一橋ビジネスレビューの志
理論と実践をつなぐ唯一の架け橋として21世紀の経営学をリードする
『一橋ビジネスレビュー』の前身は、1953(昭和28)年に一橋大学商学部附属産業経営研究施設の学内機関誌として創刊された『ビジネスレビュー』であった。その後、日本企業の競争力が向上するに従い、欧米からの借り物の経営理論ではなく、日本発の理論的・実証的研究が時代の要請となった。1997年、産業経営研究施設がイノベーション研究センターに生まれ変わったのを契機に、この学内誌を全国的な経営学研究誌とすべく、2000年に東洋経済新報社と戦略的提携によって新創刊されたのが本誌である。
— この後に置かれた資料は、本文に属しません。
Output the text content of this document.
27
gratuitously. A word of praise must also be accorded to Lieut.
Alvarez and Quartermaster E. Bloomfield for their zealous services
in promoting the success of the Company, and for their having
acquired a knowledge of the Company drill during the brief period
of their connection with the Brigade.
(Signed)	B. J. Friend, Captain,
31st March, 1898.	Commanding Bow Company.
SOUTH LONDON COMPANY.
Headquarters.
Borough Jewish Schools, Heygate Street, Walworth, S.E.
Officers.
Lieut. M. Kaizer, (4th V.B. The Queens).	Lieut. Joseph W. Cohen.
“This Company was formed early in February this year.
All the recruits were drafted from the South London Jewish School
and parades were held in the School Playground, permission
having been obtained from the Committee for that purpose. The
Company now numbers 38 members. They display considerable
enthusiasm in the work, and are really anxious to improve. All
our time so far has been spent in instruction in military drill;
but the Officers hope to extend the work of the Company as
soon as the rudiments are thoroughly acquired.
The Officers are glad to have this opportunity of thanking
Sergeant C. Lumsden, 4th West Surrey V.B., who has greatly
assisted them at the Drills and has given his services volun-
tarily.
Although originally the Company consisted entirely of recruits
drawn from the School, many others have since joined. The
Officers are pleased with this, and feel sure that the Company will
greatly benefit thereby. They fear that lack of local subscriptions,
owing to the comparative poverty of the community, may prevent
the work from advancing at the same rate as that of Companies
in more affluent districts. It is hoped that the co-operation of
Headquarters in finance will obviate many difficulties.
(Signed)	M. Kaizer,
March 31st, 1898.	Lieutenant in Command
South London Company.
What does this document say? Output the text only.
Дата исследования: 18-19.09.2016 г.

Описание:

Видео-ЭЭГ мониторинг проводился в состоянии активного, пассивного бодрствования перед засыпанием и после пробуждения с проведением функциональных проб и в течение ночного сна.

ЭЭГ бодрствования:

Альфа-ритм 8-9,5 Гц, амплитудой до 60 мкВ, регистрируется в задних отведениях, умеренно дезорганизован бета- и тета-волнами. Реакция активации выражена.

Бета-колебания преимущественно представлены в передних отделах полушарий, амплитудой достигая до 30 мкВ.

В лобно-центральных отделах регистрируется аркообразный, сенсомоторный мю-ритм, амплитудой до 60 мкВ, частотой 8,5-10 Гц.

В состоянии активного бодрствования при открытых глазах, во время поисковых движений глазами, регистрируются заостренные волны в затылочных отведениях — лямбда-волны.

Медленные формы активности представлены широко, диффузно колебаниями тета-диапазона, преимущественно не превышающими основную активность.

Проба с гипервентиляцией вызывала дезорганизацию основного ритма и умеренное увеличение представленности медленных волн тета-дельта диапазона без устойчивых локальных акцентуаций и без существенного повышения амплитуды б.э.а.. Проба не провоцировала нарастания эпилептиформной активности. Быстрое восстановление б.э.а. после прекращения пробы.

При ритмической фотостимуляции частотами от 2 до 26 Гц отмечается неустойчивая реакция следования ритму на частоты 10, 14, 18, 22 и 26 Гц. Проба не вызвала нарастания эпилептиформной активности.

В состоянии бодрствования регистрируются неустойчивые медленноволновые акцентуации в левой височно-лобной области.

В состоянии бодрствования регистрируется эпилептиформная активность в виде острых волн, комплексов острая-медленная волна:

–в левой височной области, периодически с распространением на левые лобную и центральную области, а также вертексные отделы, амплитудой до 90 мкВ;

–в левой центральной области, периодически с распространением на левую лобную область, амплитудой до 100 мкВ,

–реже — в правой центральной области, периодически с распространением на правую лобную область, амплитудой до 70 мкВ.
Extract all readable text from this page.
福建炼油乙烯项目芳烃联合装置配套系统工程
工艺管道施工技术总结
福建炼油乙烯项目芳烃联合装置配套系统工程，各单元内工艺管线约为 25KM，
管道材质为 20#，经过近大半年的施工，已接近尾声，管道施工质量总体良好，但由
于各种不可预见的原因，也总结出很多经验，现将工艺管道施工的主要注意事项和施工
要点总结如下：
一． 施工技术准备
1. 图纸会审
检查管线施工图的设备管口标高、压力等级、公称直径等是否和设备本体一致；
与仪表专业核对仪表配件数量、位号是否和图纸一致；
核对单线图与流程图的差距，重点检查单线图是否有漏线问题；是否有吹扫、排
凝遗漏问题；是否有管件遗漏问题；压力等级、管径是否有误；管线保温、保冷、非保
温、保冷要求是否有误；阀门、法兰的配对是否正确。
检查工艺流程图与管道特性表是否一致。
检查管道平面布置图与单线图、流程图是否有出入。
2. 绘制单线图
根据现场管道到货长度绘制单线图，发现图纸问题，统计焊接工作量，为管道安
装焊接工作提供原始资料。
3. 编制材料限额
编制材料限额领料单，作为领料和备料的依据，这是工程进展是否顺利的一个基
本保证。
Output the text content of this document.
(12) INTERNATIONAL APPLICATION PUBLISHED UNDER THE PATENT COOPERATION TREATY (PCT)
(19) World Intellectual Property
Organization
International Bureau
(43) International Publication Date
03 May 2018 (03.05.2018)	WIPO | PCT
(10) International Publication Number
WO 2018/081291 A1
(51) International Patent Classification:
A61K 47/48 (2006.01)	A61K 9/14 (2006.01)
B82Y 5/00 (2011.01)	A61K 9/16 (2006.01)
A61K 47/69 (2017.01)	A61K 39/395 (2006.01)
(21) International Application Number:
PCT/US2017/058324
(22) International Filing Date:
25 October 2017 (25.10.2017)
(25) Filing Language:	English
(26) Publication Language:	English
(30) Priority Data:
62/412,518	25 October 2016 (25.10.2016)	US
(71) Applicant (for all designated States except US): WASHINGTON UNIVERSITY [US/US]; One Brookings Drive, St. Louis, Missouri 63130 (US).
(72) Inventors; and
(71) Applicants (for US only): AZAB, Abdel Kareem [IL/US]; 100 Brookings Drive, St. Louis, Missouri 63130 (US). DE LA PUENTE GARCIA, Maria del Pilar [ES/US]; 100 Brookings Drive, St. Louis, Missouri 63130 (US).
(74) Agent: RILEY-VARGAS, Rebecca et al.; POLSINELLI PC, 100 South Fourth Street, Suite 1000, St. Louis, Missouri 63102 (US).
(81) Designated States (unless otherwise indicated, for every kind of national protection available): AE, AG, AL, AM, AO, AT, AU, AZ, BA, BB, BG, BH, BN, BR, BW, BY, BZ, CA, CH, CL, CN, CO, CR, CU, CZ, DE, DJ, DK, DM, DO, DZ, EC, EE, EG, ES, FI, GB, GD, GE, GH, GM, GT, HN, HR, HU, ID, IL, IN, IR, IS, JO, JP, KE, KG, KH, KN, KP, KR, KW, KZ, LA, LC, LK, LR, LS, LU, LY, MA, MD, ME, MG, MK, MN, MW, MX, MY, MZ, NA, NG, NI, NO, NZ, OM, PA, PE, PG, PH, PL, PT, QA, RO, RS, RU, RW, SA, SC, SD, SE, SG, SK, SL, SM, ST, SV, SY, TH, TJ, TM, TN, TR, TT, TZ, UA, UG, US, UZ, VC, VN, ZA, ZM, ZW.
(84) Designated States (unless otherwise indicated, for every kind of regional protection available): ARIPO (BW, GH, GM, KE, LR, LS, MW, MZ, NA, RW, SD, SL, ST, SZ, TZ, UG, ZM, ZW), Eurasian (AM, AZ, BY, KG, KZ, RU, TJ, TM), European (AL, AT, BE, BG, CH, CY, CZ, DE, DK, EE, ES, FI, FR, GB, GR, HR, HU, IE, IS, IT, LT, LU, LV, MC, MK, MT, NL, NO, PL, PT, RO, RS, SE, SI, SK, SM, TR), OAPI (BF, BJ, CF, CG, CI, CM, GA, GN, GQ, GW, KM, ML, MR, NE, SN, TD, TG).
その後、経営学を広く捉えイノベーション研究に係る学際領域を広く対象とし現在に到っている。
創刊にあたっての想いは、「日本発の理論的・実証的経営研究をオールジャパンの研究陣で発信する」であった。『ハーバード・ビジネスレビュー』がオールアメリカの経営専門誌であるように、「一橋」の名を冠していても本誌は、経営知力向上を目指す全ての人々に開かれたオールジャパンの専門誌である。そのことは、編集委員の顔ぶれからも理解されよう。ここでの一橋は単なる固有名詞ではなく、現実のビジネスと研究者の学界をつなぐ「唯一の架け橋」という意味が込められているのである。
21世紀はまさに経営の時代である。同じ産業に属していても、業績に際立った差が生じ、ローテク産業でも新しい技術やイノベーティブなアイデアを駆使すれば屈指の高収益企業に変身できる。さらに、地球温暖化や資源高騰に始まる世界規模の経営課題は、技術から経営効率に至るさまざまなイノベーション活動を要請している。しかし、その戦略的意思決定は、先進国に手本があるわけでも、政府が導いてくれるものでもない。自ら創造すべきものであり、所与の条件でさえも変革の対象として捉えるべきである。イノベーションを実現し生き残って行くことは国家も含め組織体の経営を担当する者があらゆる知識を総動員してしか実現しえないものなのである。
その意味で、経営の知的レベル(ビジネス・インテリジェンス)の向上が求められている。ビジネス・インテリジェンスには2つの意味がある。1つは情報収集能力であり、もう1つが知識創造にかかわる知的能力である。『一橋ビジネスレビュー』はまさに、2つ目の知識創造分野を支援することを目標にしている。
短期的な情報やノウハウものを提供するビジネス誌は毎日、毎週巷に絶え間なく発刊されている。それらに対し、本誌はあえて年4回の季刊発行を方針としている。読者に3カ月をかけて一冊の論文集をじっくりと読みこなしてほしいという想いからである。
『一橋ビジネスレビュー』創刊の志は高い。しかし、現実の運営にあってその想いが小さくなったり霞んだりするときがあるやもしれない。そのときは、オールジャパンの読者や研究者からの忌憚のない批判をお願いしたい。